Ahli Bongkar Celah Hukum Proyek Tol Cisumdawu: Penlok Kadaluarsa hingga Kerugian Negara Diperdebatkan

- Hukum
  • Bagikan
Kasus korupsi proyek tol Cisumdawu sidangnya kembali digelar di Pengadilan TIpikor Bandung pada Kamis 12 Desember 2024 dengan menghadirkan 3 orang ahli yang dihadirkan oleh penasehat hukum terdakwa

HERALAD JABAR, BANDUNG – Sidang kasus dugaan korupsi pengadaan lahan proyek Tol Cisumdawu (Cileunyi-Sumedang-Dawuan) kembali memunculkan fakta-fakta mengejutkan. Keterangan dari tiga ahli kunci yang dihadirkan tim kuasa hukum terdakwa mengungkap celah hukum yang dapat melemahkan dakwaan jaksa. Sidang digelar di ruang utama Pengadilan Tipikor Bandung pada hari Kamis 12 Desember 2024.

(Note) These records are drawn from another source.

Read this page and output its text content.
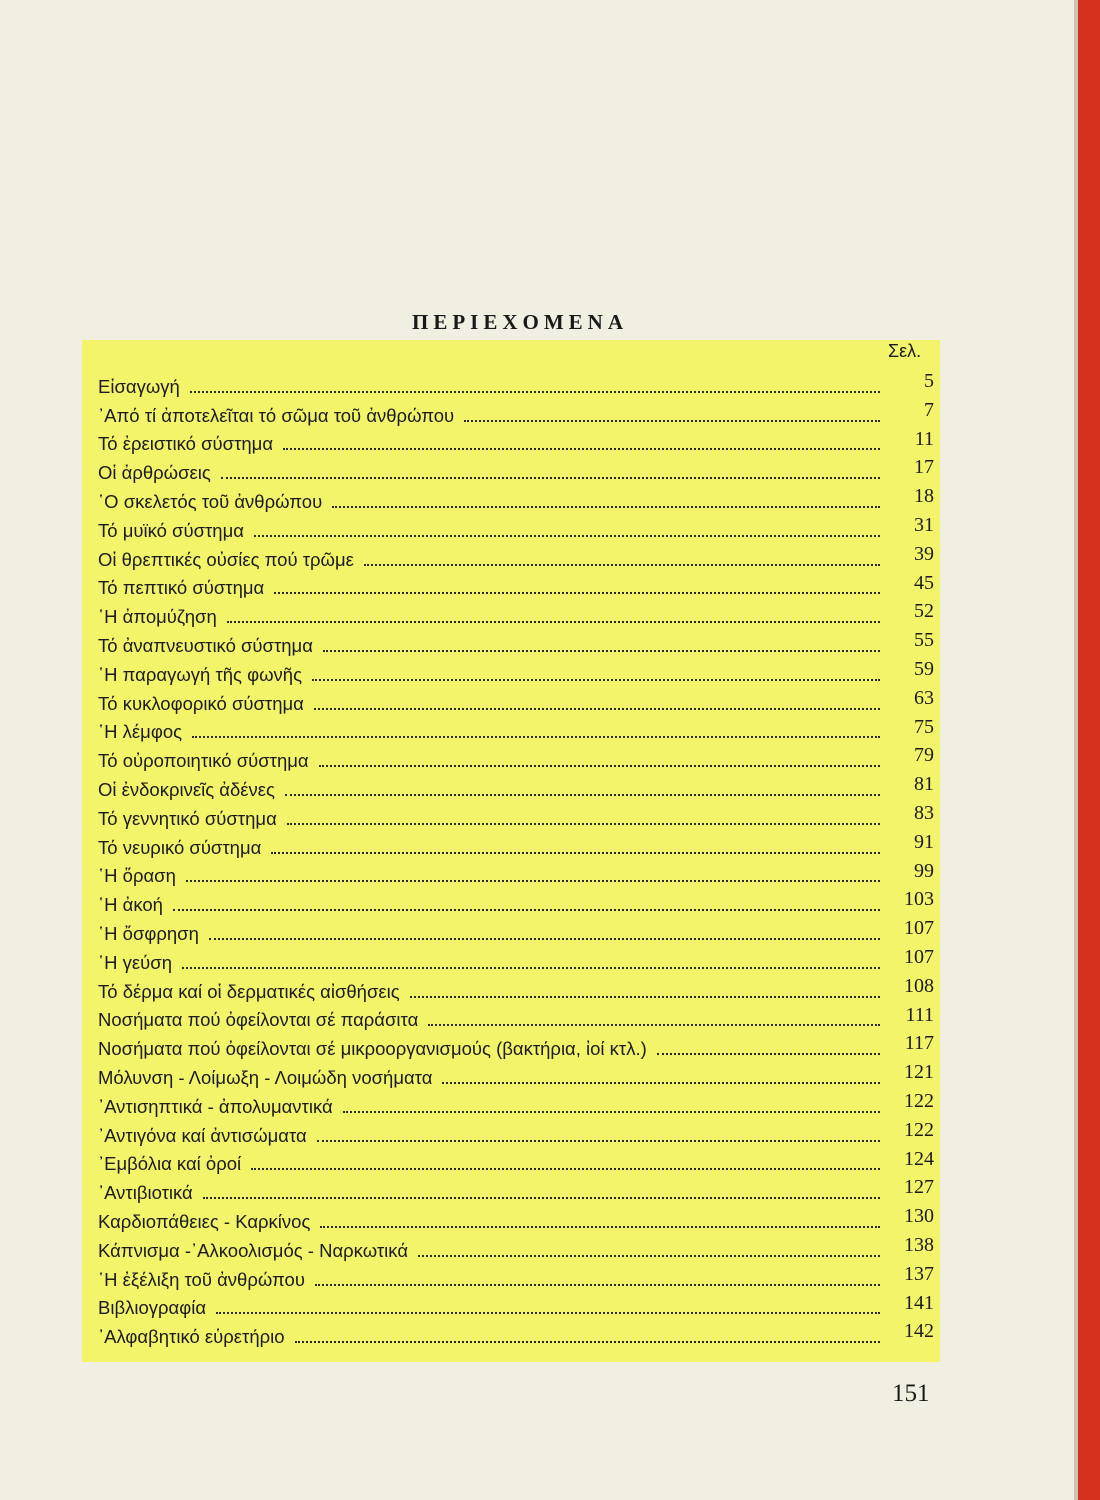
ΠΕΡΙΕΧΟΜΕΝΑ
Σελ.
Εἰσαγωγή	5
᾿Από τί ἀποτελεῖται τό σῶμα τοῦ ἀνθρώπου	7
Τό ἐρειστικό σύστημα	11
Οἱ ἀρθρώσεις	17
῾Ο σκελετός τοῦ ἀνθρώπου	18
Τό μυϊκό σύστημα	31
Οἱ θρεπτικές οὐσίες πού τρῶμε	39
Τό πεπτικό σύστημα	45
῾Η ἀπομύζηση	52
Τό ἀναπνευστικό σύστημα	55
῾Η παραγωγή τῆς φωνῆς	59
Τό κυκλοφορικό σύστημα	63
῾Η λέμφος	75
Τό οὐροποιητικό σύστημα	79
Οἱ ἐνδοκρινεῖς ἀδένες	81
Τό γεννητικό σύστημα	83
Τό νευρικό σύστημα	91
῾Η ὅραση	99
῾Η ἀκοή	103
῾Η ὄσφρηση	107
῾Η γεύση	107
Τό δέρμα καί οἱ δερματικές αἰσθήσεις	108
Νοσήματα πού ὀφείλονται σέ παράσιτα	111
Νοσήματα πού ὀφείλονται σέ μικροοργανισμούς (βακτήρια, ἰοί κτλ.)	117
Μόλυνση - Λοίμωξη - Λοιμώδη νοσήματα	121
᾿Αντισηπτικά - ἀπολυμαντικά	122
᾿Αντιγόνα καί ἀντισώματα	122
᾿Εμβόλια καί ὀροί	124
᾿Αντιβιοτικά	127
Καρδιοπάθειες - Καρκίνος	130
Κάπνισμα -᾿Αλκοολισμός - Ναρκωτικά	138
῾Η ἐξέλιξη τοῦ ἀνθρώπου	137
Βιβλιογραφία	141
᾿Αλφαβητικό εὑρετήριο	142
151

Ketiga ahli tersebut adalah Yagus Suryadi, Ahli dari Kementerian ATR/BPN; Zaenal Mutaqin, Ahli Administrasi Negara; dan Dewi Kurnia, Ahli Keuangan Negara. Mereka memberikan pandangan yang berbeda terkait keabsahan Penetapan Lokasi (Penlok), kepatuhan terhadap Perda dan Pergub, serta definisi kerugian negara dalam konteks pengadaan lahan proyek Tol Cisumdawu.

Ahli ATR/BPN: Penlok Kadaluarsa

Pernyataan paling mengejutkan datang dari Yagus Suryadi, Ahli dari Kementerian ATR/BPN, yang menegaskan bahwa Penlok memiliki masa berlaku terbatas. Jika jangka waktu Penlok terlewati tanpa perpanjangan, maka dasar hukum pengadaan lahan tersebut dinyatakan gugur.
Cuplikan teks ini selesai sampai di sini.